Their words seemed atrocious such,
That they shattered the hope's pack of cards.
I had bought you,
A walk-man and played the songs,
You relished most,
With melodies sweet in your ears we hoped,
To awake from your slumber long,
But when the witch, whom the world calls,
A lady doctor hurts me,
With her words offending,
"One with a brain dysfunctional,
To a molody cannot respond.
And stands on the threshold of perpetual sleep,
From where seldom does anyone revert back.
When the doctor had announced,
You merger in the Supreme soul,
In his jargon "cardiac arrest",
Your mother had vociferously cried,
And made me make frantic calls to many a god's men,
Who could bring you back from His company great,
But I remained neither shocked, nor stoic,
But in an exultant mood.
All shall but call me deranged in mind,
As you shall not such a father find
That turned to his adversities a total blind.

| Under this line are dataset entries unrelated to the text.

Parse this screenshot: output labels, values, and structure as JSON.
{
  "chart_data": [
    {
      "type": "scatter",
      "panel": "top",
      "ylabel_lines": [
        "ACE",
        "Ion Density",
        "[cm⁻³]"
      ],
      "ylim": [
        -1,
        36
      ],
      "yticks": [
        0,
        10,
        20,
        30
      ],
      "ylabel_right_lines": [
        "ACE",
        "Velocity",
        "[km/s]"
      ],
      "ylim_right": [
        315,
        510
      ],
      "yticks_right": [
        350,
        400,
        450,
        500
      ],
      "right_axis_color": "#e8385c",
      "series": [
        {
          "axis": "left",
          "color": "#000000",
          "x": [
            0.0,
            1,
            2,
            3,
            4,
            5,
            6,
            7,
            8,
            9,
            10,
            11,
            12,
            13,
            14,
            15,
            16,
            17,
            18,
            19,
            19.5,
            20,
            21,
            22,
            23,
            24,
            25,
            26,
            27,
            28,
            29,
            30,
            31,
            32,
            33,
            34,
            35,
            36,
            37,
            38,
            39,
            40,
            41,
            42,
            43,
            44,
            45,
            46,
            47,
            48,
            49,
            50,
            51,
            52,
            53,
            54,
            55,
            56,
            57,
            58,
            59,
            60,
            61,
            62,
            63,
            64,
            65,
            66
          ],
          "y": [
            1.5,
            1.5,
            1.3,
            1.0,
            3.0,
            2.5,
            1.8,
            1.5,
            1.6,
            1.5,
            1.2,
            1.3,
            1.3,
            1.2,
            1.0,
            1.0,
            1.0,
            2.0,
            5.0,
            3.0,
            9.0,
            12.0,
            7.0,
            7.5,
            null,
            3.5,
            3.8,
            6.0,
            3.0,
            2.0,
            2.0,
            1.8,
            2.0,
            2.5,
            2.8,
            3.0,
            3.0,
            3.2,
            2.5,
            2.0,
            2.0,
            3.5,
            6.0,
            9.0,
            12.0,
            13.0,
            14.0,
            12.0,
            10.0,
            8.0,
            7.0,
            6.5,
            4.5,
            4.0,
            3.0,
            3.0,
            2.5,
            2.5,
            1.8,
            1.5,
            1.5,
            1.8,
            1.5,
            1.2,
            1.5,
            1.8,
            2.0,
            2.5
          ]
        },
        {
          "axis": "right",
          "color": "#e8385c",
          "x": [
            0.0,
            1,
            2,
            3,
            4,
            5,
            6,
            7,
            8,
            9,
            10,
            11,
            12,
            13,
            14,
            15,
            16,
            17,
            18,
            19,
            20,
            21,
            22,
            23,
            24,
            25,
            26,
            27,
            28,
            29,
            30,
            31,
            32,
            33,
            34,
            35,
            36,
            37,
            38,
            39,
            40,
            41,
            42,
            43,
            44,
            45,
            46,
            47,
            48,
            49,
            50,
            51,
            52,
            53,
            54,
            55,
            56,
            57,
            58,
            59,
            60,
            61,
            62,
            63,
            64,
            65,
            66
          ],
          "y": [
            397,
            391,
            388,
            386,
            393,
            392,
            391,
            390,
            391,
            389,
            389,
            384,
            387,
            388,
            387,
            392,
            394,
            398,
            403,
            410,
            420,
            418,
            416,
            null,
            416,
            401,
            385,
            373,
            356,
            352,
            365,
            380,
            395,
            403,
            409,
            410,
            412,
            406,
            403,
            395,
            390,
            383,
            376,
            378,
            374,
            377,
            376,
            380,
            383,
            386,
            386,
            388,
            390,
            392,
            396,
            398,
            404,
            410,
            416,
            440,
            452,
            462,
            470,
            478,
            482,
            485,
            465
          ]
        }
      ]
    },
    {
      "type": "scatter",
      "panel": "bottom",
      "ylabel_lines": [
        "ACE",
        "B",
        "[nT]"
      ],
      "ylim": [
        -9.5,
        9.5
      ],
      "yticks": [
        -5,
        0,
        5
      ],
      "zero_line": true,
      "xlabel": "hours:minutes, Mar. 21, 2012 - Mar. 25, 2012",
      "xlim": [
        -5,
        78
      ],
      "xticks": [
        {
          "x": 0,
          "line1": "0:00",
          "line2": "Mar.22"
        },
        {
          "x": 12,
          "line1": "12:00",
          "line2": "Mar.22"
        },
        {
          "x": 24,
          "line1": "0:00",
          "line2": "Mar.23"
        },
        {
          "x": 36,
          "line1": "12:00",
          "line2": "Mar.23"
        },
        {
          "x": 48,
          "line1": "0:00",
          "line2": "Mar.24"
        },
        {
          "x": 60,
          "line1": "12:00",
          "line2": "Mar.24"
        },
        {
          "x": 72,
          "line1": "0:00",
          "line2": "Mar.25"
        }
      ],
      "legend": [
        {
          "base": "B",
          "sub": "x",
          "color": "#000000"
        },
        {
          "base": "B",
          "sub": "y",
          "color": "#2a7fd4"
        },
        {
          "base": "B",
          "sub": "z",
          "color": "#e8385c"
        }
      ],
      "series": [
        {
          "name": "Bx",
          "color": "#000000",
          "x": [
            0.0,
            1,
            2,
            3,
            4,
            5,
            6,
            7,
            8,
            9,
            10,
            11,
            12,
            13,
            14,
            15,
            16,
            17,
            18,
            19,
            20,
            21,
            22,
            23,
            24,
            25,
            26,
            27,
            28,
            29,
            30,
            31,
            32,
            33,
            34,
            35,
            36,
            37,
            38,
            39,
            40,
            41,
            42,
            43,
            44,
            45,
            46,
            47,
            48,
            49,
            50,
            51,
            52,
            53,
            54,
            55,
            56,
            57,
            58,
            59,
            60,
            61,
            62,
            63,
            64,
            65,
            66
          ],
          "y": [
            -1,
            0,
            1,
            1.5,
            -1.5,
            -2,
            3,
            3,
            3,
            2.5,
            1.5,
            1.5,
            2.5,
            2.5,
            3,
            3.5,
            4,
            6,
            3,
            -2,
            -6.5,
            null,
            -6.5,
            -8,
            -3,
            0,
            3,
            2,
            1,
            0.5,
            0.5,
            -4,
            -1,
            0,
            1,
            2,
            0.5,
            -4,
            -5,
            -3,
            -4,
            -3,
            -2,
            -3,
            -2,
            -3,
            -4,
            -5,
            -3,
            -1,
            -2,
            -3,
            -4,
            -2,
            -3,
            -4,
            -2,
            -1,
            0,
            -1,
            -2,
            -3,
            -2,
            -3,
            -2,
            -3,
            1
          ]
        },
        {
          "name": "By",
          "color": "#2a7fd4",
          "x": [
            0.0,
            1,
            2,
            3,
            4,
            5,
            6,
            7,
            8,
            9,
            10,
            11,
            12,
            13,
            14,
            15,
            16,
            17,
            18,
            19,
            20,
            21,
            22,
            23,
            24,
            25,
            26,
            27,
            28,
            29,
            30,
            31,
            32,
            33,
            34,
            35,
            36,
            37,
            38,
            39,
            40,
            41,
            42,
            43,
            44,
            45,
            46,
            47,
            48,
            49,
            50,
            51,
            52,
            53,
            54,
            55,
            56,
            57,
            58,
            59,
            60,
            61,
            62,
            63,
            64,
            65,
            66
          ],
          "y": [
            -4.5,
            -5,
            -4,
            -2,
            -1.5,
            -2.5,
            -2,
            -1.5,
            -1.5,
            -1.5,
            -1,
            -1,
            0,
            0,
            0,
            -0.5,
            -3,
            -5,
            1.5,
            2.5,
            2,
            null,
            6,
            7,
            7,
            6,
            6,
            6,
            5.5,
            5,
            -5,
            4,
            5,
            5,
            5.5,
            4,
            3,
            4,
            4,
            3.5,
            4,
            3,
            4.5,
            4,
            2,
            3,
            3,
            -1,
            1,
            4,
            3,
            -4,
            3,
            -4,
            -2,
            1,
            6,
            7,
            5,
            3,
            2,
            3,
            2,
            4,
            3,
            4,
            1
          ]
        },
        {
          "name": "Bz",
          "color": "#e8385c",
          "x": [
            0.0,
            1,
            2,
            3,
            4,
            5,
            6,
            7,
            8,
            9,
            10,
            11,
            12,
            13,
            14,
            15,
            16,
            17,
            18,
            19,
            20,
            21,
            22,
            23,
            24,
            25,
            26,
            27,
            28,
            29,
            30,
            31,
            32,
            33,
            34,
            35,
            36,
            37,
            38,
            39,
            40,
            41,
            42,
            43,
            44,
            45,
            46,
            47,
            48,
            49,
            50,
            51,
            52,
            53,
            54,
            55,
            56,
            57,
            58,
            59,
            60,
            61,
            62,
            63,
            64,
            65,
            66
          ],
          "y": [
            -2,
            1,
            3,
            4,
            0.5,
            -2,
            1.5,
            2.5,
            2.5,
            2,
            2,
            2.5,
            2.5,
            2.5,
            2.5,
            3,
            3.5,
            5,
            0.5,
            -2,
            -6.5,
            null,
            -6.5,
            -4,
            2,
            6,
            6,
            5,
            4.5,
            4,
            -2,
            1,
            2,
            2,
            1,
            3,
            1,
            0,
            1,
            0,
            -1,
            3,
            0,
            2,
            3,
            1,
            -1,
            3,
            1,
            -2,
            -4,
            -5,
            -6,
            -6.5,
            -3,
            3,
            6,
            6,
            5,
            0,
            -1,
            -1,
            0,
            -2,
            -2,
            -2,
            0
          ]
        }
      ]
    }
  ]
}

For he had deserted this world,
Of matter, of wants, of diseases,
Of all the worldly limitations.
I shed not tears for him,
For he has become a part of Him,
Who is Perfect for he loved perfection,
And was never relaxed till he got the heart's satisfaction,
Why weep over this?
Is it not a matter of celebration for the father,
Of a son in his twenties,
Who attained this which others get,
After many long long years,
Of worldly troubles and tribulations?
Should not the father revel in
His son's merger in the Infinite,
In the Omnipotent, the omniscient and the omnipresent
The Infallible, the Inexhaustible, the Endless and the like?

POET'S NOTES ABOUT THE POEM
(This is a self-serving reply to the inner conflicts arising out the premature demise of my young at the age of 21.)